Photo Credit: (Courtesy Guy Theraulaz / Harvard SEAS)

After a series of studies of the physiology and morphogenesis of termite mounds over the past decade, researchers at the Harvard John A. Paulson School of Engineering and Applied Sciences have now developed a mathematical model to explain how termites construct their intricate mounds.

The research is published in the Proceedings of the National Academy of Sciences.

“Termite mounds are among the greatest examples of animal architecture on our planet,” said L. Mahadevan, professor of applied mathematics, organismic and evolutionary biology and physics and lead author of the study at Lola England de Valpine. “What are they for? How do they work? How are they built? These questions have puzzled many scientists for a long time.”

In previous research, Mahadevan and his team have shown that day-to-night temperature fluctuations encourage convective flow in the mound, which not only aerates the colony but also moves pheromone-like cues that trigger building behavior in termites.

Here the team zoomed in further to understand how termites build the closely interconnected soils in individual mounds without a plan or planner.
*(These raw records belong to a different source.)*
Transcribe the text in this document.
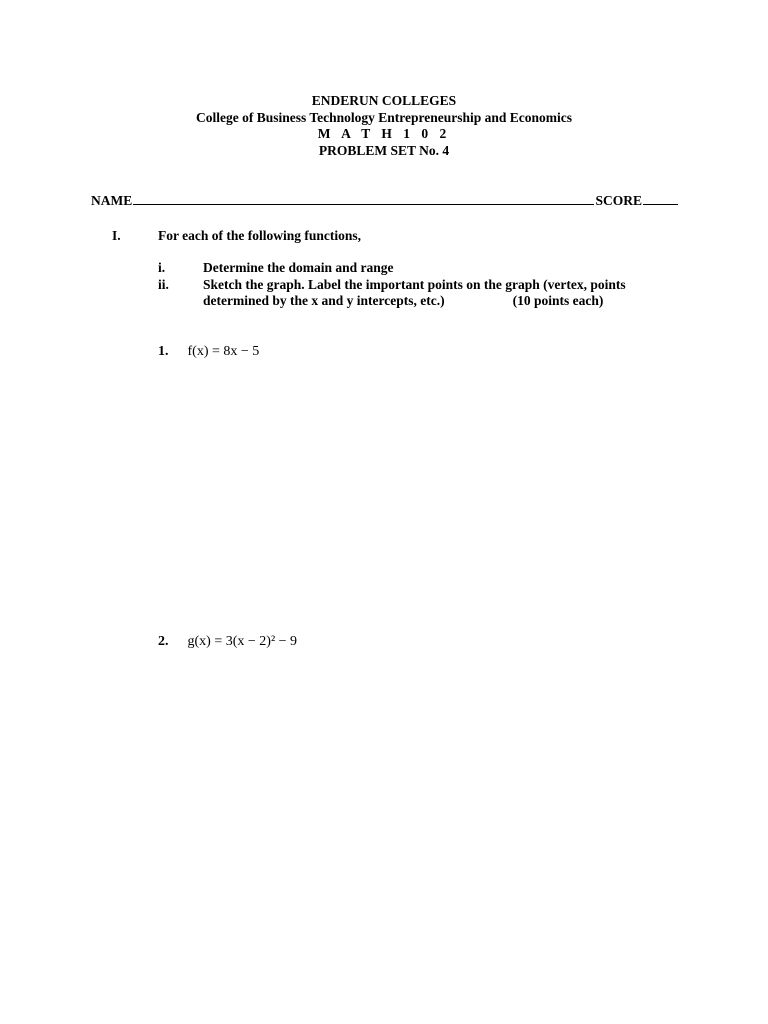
ENDERUN COLLEGES
College of Business Technology Entrepreneurship and Economics
M A T H 1 0 2
PROBLEM SET No. 4
NAME	SCORE
I.	For each of the following functions,
i.	Determine the domain and range
ii.	Sketch the graph. Label the important points on the graph (vertex, points
determined by the x and y intercepts, etc.)	(10 points each)
1. f(x) = 8x − 5
2. g(x) = 3(x − 2)² − 9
With experimenters from the University of Toulouse, France, led by Guy Theraulaz, the researchers mapped the internal structures of two nests using CT scans and quantified the distance and arrangement of floors and ramps. Adding to the complexity of the nests is the fact that termites not only build simple ramps to connect floors, but also spiral ramps, like the ramps in parking garages, to connect several floors.

Using these visualizations and incorporating previous insights into how factors such as daily temperature shifts and pheromone flows drive building, OEB PhD students Alexander Heyde and Mahadevan constructed a mathematical framework to explain the layout of the hill.

Heyde and Mahadevan viewed every component of the mound – the air, the mud, and the termites – as mixed fluids that differed in space and time.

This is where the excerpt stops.